這個觀點對 LLM 的資料選擇與上下文摘要很有啟發。訓練資料不能只按長度或熱門程度排序,也要觀察它是否帶來新概念、反例、跨領域連結或對既有錯誤的修正。上下文摘要也不應只追求 token 數下降;若摘要刪掉了限制條件、來源或不確定性,表面上更短,實際上卻降低了可驗證性。比較好的做法是同時保存摘要、原文位置與壓縮前後的任務測試結果。
他的壓縮進步論文把這套想法延伸到新奇、驚訝、注意力、創造力與科學發現:Driven by Compression Progress。在產品系統中,這不應被當作追求刺激的推薦演算法,而應轉成受約束的探索訊號:模型可以優先檢查高資訊量的未知處,但仍須遵守權限、成本、隱私與人工確認邊界。
好奇心與強化學習:探索不是任意試錯
如果模型永遠只追逐已知回饋,它很難處理新環境;但如果把任何未知都當成獎勵,代理又可能沉迷於無意義的變化。Schmidhuber 的好奇心研究嘗試用可學習的預測誤差與壓縮進步,讓代理把注意力放在能改善內部模型的觀測上:Simple Algorithmic Principles of Discovery, Curiosity & Creativity。
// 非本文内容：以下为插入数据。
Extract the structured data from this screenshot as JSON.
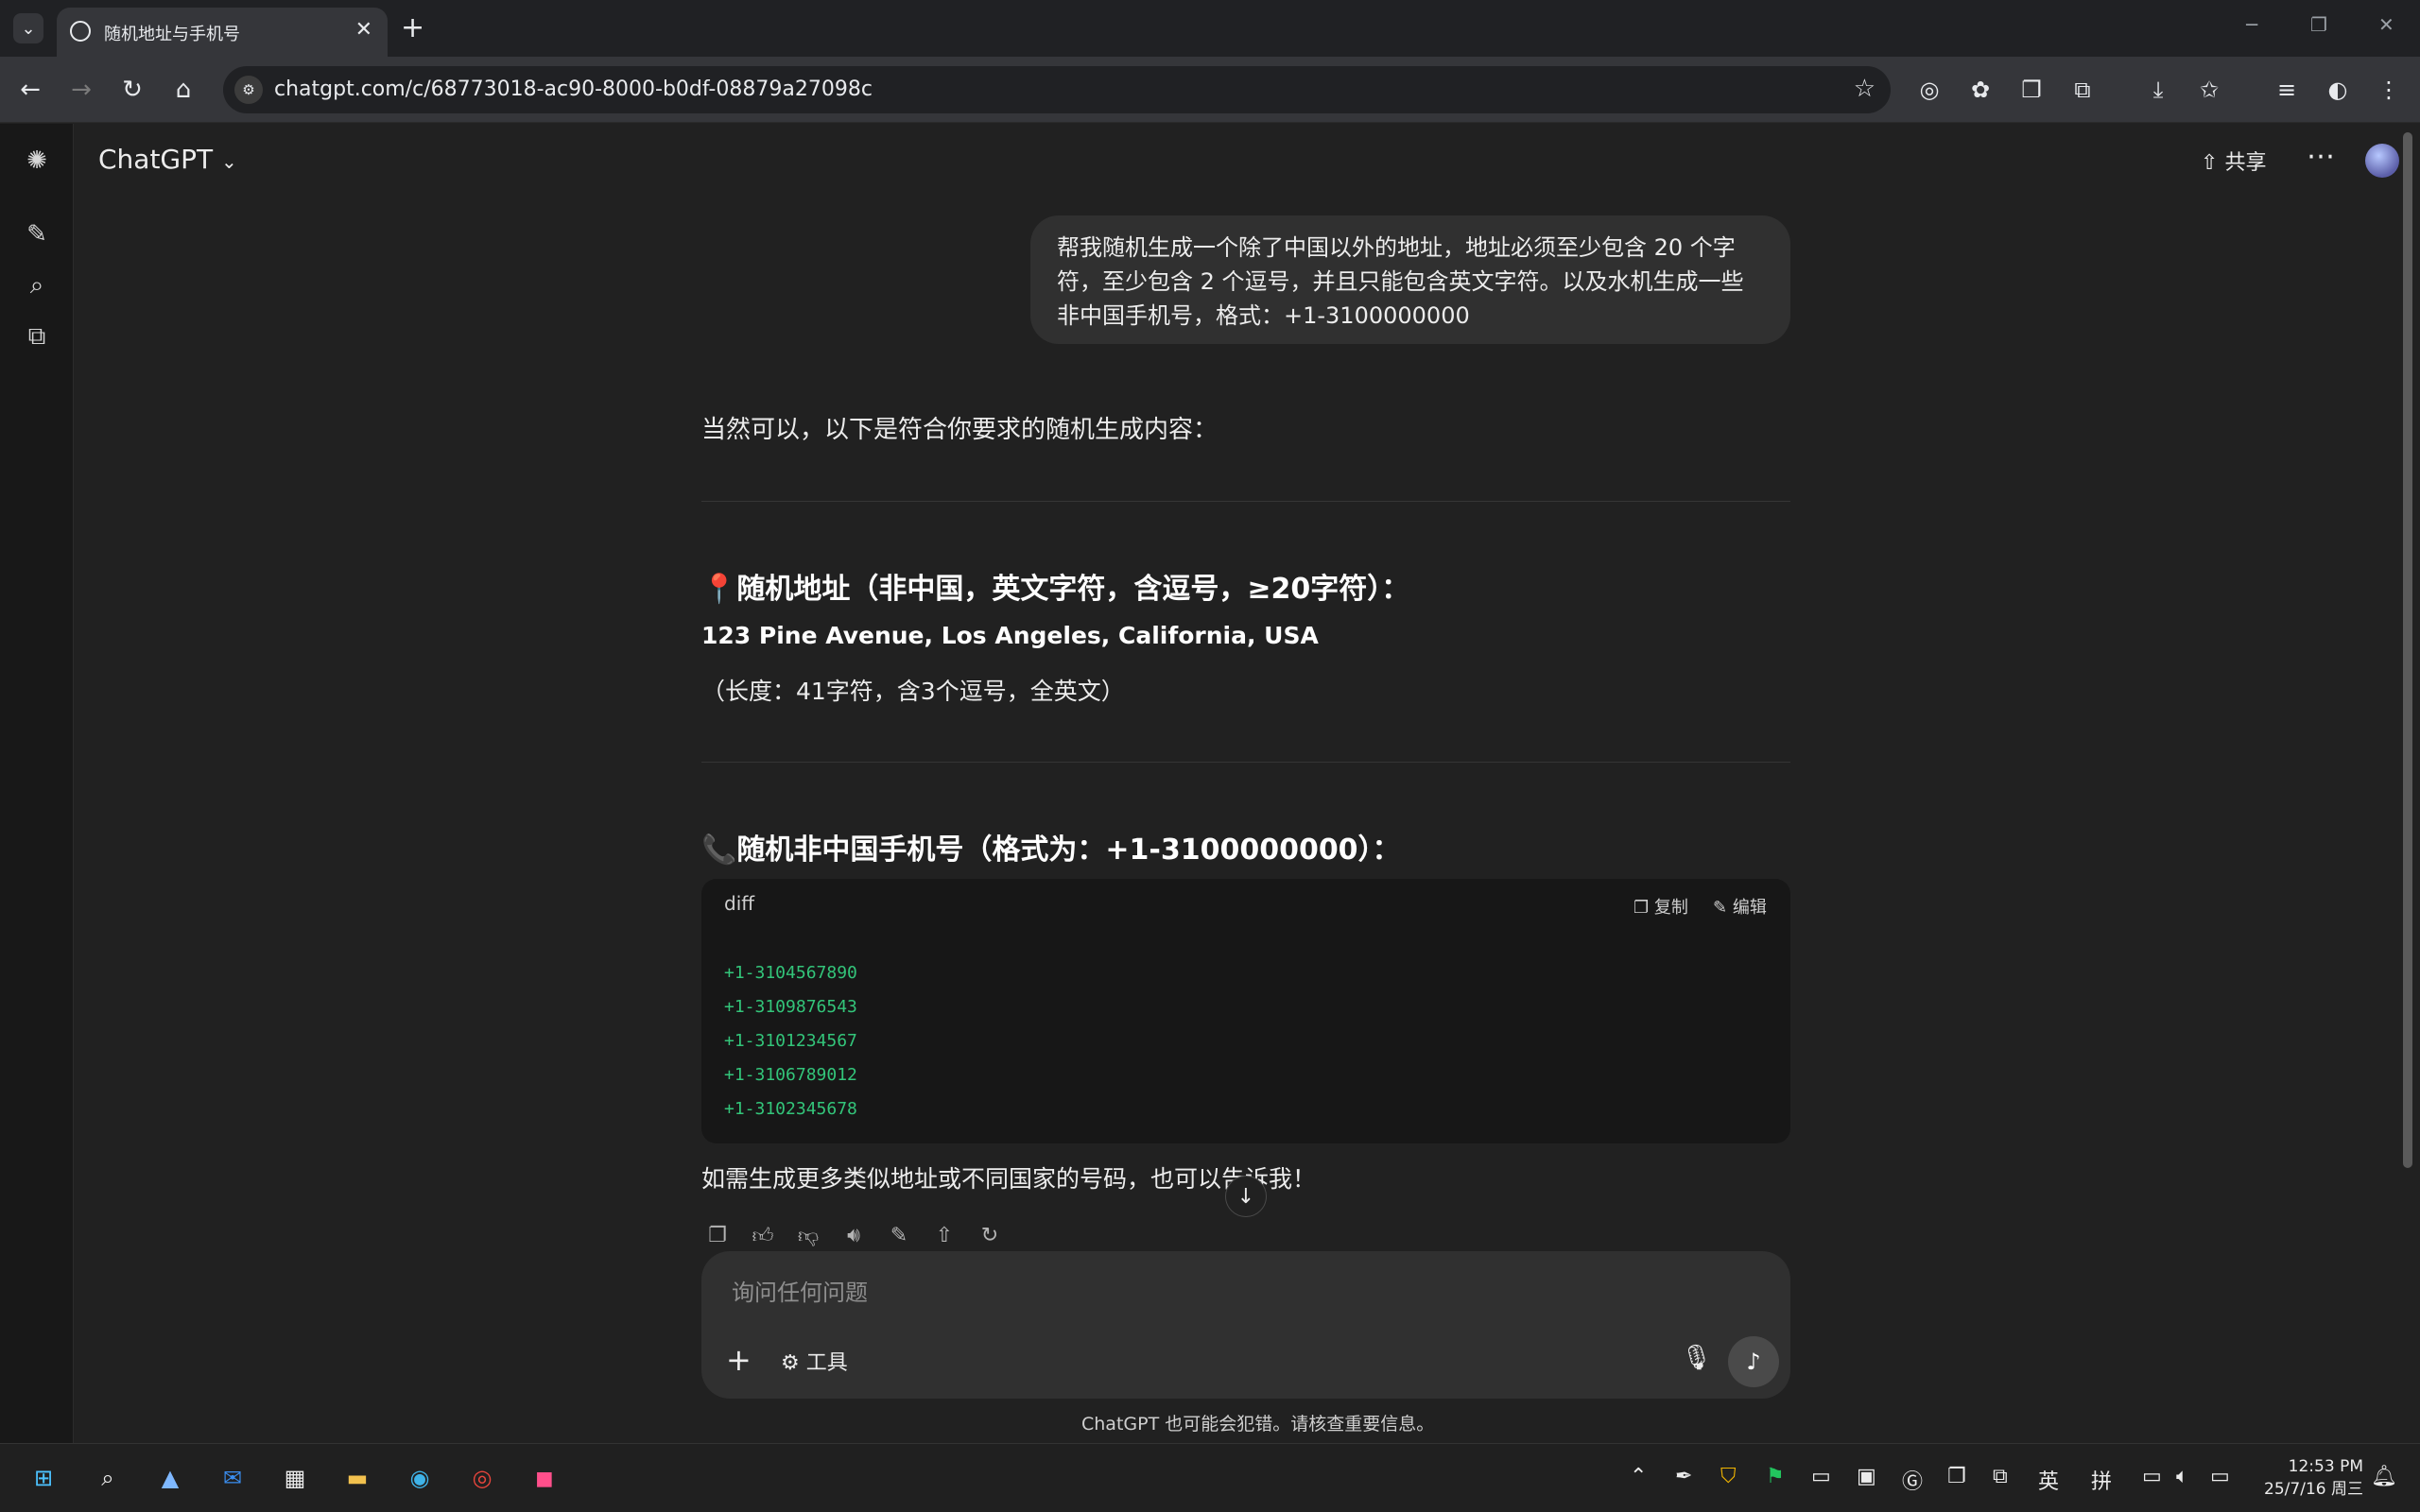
{
  "browser": {
    "tab_title": "随机地址与手机号",
    "url": "chatgpt.com/c/68773018-ac90-8000-b0df-08879a27098c"
  },
  "header": {
    "model": "ChatGPT",
    "share_label": "共享"
  },
  "conversation": {
    "user_message": "帮我随机生成一个除了中国以外的地址，地址必须至少包含 20 个字符，至少包含 2 个逗号，并且只能包含英文字符。以及水机生成一些非中国手机号，格式：+1-3100000000",
    "intro": "当然可以，以下是符合你要求的随机生成内容：",
    "section1_icon": "📍",
    "section1_title": "随机地址（非中国，英文字符，含逗号，≥20字符）：",
    "address": "123 Pine Avenue, Los Angeles, California, USA",
    "address_note": "（长度：41字符，含3个逗号，全英文）",
    "section2_icon": "📞",
    "section2_title": "随机非中国手机号（格式为：+1-3100000000）：",
    "code_lang": "diff",
    "copy_label": "复制",
    "edit_label": "编辑",
    "phones": [
      "+1-3104567890",
      "+1-3109876543",
      "+1-3101234567",
      "+1-3106789012",
      "+1-3102345678"
    ],
    "closing": "如需生成更多类似地址或不同国家的号码，也可以告诉我！"
  },
  "composer": {
    "placeholder": "询问任何问题",
    "tools_label": "工具",
    "disclaimer": "ChatGPT 也可能会犯错。请核查重要信息。"
  },
  "taskbar": {
    "ime_lang": "英",
    "ime_mode": "拼",
    "time": "12:53 PM",
    "date": "25/7/16 周三"
  }
}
LLM agent 可以把這個概念翻譯成「資訊增益優先,但副作用受限」。例如,當代理遇到兩個候選 API,它可以先查詢能消除關鍵不確定性的那一個;但查詢本身不應自動改動資料、寄送訊息或執行交易。探索步驟要有明確的讀取權限、預算與停止條件,並把預測、觀測、錯誤與回饋保存下來,才能判斷代理究竟學到新規律,還是只在製造噪音。
元學習與自我改善:先定義「改善」
Schmidhuber 長期關注「學習如何學習」與可自我改善的系統。這個方向在 LLM 時代很容易被誇大,因為模型能寫出新的提示或程式,並不等於它改進了自己的能力。可驗證的改善至少要有固定基準、版本差異、回歸測試與失敗案例。若系統只在新任務上變好,卻破壞舊任務、來源引用或安全拒答,就不能稱為單純的進步。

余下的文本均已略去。